Rüsselsheimer CDU will Anfrage stellen: Kritik am "Sanierungsstau" an städtischen Immobilien
18.03.2013 - RÜSSELSHEIM
Von Ralf Schuster
Die CDU-Fraktion kritisiert einen „Sanierungsstau“ an städtischen Immobilien. Die Christdemokraten betrachteten die Schließung der Sporteinrichtungen auf Rüsselsheimer Stadtgebiet mit größter Besorgnis, heißt es in einer Pressemitteilung: „Es ist eine unzumutbare Situation den Sporttreibenden gegenüber, in welchem Zustand sich die in Rüsselsheim befindlichen Sportstätten derzeit befinden“, erklärt darin der Vorsitzende des Kultur-, Schule- und Sportausschusses, der CDU-Stadtverordnete Matthias Metz.

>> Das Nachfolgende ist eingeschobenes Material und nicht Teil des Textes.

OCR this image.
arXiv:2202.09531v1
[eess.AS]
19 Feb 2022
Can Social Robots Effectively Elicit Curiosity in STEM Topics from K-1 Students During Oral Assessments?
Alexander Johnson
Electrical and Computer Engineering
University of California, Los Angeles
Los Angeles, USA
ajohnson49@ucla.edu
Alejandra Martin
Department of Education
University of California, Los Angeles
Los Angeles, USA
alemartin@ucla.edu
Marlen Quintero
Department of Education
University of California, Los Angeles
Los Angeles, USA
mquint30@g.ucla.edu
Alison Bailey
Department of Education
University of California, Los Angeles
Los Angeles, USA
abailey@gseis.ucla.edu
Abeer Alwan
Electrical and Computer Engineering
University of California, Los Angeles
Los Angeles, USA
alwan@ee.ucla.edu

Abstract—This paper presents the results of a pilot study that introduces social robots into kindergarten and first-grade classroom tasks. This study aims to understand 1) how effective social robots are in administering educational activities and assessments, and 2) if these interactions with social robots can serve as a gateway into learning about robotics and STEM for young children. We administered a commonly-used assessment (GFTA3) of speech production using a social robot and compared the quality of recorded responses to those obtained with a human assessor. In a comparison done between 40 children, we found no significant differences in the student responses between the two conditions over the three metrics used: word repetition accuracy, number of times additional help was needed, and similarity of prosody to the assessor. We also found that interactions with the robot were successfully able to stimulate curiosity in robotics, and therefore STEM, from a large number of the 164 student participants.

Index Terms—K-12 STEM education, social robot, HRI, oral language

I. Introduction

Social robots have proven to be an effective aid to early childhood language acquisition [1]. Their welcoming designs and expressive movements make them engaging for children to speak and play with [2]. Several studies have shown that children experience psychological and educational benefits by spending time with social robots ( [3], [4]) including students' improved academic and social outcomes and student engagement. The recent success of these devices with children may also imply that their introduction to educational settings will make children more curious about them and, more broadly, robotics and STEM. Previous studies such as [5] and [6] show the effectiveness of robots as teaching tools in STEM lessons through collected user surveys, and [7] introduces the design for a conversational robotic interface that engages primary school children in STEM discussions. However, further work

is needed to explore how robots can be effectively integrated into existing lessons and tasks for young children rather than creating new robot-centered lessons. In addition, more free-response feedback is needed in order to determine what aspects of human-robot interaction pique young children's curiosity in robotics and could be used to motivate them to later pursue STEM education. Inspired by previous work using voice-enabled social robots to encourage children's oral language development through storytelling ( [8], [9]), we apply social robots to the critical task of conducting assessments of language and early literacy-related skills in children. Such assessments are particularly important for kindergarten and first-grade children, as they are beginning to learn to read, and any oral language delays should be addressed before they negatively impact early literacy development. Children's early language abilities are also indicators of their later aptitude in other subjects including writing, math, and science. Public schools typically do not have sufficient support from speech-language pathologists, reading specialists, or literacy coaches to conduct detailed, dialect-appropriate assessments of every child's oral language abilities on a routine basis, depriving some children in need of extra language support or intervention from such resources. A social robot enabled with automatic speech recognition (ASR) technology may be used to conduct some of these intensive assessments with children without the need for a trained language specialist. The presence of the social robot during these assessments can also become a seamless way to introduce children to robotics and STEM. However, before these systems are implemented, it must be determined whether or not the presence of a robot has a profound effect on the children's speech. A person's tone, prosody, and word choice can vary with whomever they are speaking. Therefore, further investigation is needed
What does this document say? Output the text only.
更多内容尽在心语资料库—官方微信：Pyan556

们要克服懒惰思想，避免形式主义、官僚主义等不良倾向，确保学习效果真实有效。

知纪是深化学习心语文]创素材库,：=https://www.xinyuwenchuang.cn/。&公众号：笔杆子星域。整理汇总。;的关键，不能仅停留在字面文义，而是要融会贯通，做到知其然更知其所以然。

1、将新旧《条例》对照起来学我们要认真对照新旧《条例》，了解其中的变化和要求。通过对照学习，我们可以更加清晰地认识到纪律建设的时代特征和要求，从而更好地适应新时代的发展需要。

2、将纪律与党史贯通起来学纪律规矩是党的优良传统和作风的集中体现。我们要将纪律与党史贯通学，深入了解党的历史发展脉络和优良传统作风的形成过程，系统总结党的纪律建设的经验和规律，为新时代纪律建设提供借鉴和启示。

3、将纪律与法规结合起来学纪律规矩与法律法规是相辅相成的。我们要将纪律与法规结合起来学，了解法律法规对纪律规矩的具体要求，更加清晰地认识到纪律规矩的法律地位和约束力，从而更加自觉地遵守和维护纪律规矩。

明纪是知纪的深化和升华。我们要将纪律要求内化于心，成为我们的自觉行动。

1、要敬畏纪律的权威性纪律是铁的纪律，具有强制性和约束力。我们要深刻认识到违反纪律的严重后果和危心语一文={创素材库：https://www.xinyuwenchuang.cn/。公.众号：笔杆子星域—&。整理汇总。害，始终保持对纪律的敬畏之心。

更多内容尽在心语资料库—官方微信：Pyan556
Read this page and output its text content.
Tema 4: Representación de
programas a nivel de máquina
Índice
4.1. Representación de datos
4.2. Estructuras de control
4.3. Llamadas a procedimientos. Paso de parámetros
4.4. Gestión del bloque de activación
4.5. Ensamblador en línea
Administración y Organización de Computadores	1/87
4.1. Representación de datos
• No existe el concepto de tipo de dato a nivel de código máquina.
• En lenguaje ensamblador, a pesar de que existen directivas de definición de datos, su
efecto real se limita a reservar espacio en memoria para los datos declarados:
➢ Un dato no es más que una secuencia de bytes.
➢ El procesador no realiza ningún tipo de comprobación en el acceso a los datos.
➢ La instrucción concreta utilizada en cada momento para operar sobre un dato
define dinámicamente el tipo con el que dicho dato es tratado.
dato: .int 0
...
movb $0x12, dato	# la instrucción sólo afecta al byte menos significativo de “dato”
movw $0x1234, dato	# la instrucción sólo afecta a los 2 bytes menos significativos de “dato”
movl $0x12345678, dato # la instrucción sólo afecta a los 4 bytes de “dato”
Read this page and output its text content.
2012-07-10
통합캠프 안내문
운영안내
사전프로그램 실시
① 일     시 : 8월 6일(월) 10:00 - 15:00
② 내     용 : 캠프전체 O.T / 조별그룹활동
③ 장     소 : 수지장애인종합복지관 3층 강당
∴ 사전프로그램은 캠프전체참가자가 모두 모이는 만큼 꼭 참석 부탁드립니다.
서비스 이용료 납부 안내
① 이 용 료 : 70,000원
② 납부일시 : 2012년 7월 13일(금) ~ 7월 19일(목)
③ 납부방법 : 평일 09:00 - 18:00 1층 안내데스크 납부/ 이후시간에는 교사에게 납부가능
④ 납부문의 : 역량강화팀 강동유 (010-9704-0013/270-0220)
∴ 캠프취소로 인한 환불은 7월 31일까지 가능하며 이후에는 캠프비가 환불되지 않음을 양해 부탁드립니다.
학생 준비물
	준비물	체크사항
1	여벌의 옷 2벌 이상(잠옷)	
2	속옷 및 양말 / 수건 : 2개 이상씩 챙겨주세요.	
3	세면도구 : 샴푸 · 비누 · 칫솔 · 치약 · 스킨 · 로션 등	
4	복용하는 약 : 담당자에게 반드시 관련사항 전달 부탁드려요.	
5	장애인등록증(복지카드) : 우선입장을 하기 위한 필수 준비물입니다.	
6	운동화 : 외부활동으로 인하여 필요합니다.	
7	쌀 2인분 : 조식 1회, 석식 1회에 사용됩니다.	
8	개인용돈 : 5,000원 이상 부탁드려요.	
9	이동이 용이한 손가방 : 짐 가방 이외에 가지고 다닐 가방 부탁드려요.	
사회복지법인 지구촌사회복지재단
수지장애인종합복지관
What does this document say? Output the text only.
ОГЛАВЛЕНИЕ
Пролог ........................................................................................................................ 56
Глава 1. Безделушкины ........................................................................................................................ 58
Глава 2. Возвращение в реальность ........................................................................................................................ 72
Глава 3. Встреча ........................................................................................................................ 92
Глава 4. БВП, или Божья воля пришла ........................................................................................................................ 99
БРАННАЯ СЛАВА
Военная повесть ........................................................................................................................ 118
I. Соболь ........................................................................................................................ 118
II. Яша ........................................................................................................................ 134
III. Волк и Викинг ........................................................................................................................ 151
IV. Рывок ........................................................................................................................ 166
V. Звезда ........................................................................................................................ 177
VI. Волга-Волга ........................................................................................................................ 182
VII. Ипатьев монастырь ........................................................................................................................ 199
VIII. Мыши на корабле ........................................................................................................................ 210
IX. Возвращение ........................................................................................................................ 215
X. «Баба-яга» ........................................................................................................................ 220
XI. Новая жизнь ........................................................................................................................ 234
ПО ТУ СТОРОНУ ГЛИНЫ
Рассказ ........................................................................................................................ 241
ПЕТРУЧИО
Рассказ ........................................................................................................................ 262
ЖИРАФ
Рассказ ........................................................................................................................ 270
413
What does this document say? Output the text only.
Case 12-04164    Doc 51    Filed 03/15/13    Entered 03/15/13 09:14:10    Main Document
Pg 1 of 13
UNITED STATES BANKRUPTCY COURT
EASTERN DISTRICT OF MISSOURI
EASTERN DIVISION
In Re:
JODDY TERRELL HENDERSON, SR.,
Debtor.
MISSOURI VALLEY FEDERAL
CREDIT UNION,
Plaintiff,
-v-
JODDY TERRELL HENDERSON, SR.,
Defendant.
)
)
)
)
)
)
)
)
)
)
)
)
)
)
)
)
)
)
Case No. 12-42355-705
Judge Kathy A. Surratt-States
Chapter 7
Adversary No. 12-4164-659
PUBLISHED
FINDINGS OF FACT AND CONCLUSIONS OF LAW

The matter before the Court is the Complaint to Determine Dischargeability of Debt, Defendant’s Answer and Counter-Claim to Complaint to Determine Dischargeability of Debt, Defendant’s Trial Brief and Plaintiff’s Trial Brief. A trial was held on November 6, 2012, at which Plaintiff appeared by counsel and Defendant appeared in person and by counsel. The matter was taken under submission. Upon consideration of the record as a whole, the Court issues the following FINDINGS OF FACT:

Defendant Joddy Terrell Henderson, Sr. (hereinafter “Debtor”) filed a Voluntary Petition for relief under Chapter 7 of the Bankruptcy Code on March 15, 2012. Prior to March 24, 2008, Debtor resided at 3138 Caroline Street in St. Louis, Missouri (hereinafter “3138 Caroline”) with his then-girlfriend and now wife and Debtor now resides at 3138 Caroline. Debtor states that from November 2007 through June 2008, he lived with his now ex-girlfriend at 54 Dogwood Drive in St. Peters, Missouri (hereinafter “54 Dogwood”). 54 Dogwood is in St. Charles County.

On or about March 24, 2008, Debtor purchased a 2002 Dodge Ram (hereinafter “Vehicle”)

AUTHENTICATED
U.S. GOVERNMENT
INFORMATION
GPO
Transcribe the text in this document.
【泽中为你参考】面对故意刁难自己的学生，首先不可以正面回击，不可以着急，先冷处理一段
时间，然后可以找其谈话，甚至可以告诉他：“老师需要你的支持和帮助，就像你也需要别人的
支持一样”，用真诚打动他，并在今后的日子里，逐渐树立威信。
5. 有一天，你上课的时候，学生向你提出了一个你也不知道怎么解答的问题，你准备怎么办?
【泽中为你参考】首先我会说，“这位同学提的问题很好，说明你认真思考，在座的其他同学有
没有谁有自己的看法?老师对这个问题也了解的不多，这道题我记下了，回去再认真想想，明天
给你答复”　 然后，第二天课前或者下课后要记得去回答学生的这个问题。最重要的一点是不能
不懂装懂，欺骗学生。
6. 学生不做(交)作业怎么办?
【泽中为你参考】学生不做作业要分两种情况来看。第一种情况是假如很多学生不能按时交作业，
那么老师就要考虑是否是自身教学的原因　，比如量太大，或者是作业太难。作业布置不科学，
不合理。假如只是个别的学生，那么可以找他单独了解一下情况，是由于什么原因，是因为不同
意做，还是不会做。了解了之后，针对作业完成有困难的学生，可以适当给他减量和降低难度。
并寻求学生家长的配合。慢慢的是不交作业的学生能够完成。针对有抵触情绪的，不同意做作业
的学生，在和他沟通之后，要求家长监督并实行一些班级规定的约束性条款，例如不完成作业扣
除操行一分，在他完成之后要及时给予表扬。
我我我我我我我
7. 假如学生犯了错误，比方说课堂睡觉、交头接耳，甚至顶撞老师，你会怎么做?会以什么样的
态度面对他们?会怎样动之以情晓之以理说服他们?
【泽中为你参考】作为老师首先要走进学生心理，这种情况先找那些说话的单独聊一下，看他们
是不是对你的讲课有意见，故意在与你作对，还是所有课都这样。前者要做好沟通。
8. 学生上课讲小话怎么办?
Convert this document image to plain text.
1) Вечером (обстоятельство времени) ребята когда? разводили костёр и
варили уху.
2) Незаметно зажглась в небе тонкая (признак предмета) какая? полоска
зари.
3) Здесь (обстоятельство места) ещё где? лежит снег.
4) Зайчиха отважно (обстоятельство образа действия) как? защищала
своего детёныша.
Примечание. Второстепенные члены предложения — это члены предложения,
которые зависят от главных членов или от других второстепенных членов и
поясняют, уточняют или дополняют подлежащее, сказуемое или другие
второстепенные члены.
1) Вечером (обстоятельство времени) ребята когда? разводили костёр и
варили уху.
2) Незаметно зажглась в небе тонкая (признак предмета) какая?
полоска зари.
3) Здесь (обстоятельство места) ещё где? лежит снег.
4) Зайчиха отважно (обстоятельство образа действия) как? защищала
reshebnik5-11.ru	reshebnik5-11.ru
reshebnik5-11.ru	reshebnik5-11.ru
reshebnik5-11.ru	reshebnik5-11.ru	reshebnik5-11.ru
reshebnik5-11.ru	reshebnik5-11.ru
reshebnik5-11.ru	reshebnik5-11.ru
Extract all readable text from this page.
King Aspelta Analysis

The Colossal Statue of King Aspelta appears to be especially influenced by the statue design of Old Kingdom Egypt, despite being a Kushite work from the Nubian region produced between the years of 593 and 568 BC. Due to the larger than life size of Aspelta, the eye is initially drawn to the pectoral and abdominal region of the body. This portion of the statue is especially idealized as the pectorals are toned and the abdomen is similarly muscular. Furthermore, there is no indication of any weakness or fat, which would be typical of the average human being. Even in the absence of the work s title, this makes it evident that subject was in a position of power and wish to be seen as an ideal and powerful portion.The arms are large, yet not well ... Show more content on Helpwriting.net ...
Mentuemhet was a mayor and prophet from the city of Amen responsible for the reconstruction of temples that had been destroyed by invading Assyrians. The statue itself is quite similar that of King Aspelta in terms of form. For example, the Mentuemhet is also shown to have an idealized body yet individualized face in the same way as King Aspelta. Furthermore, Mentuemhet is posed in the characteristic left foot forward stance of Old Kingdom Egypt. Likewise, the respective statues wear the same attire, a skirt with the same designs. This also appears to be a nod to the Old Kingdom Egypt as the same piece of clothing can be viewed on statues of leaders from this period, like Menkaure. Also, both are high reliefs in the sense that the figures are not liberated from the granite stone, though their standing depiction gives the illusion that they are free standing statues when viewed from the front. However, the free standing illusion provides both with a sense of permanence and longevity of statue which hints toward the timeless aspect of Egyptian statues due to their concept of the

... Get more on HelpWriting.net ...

Die Mitglieder des Arbeitskreises Bau innerhalb der Partei seien sich sicher, dass eine Situation wie im Lachebad nicht aus heiterem Himmel entstehe. „Hier fliegt gerade eine Zeitbombe nach der anderen in die Luft, die von Baustadträten der Vergangenheit, als „Abschiedsgeschenke“ für die Stadt überlassen wurden“, gibt der Sprecher des Arbeitskreises Bau der CDU-Fraktion und Bauschheimer Ortsvorsteher Werner Stahl zu bedenken.
Hinweise nicht erhört worden
Schon seit vielen Jahren weise die CDU-Fraktion immer wieder auf diese Missstände hin, heißt es weiter. Diese Hinweise seien aber nicht erhört worden und es seien die nach CDU-Ansicht dringend erforderlichen Renovierungen vernachlässigt worden. „Die geringen Mittel wurden anders verbraucht und einiges ist auf der Strecke geblieben“, notiert die Partei in ihrer Stellungnahme.
Mit den Folgen des schlechten Bauunterhaltungsmanagements hätten die Bürger in der letzten Zeit vieles erlebt, was der Stadt hätte erspart bleiben können. Die CDU-Fraktion in der Stadtverordnetenversammlung befürchtet, dass weitere negative Überraschungen auf die Rüsselsheimer Einwohner noch zukommen werden.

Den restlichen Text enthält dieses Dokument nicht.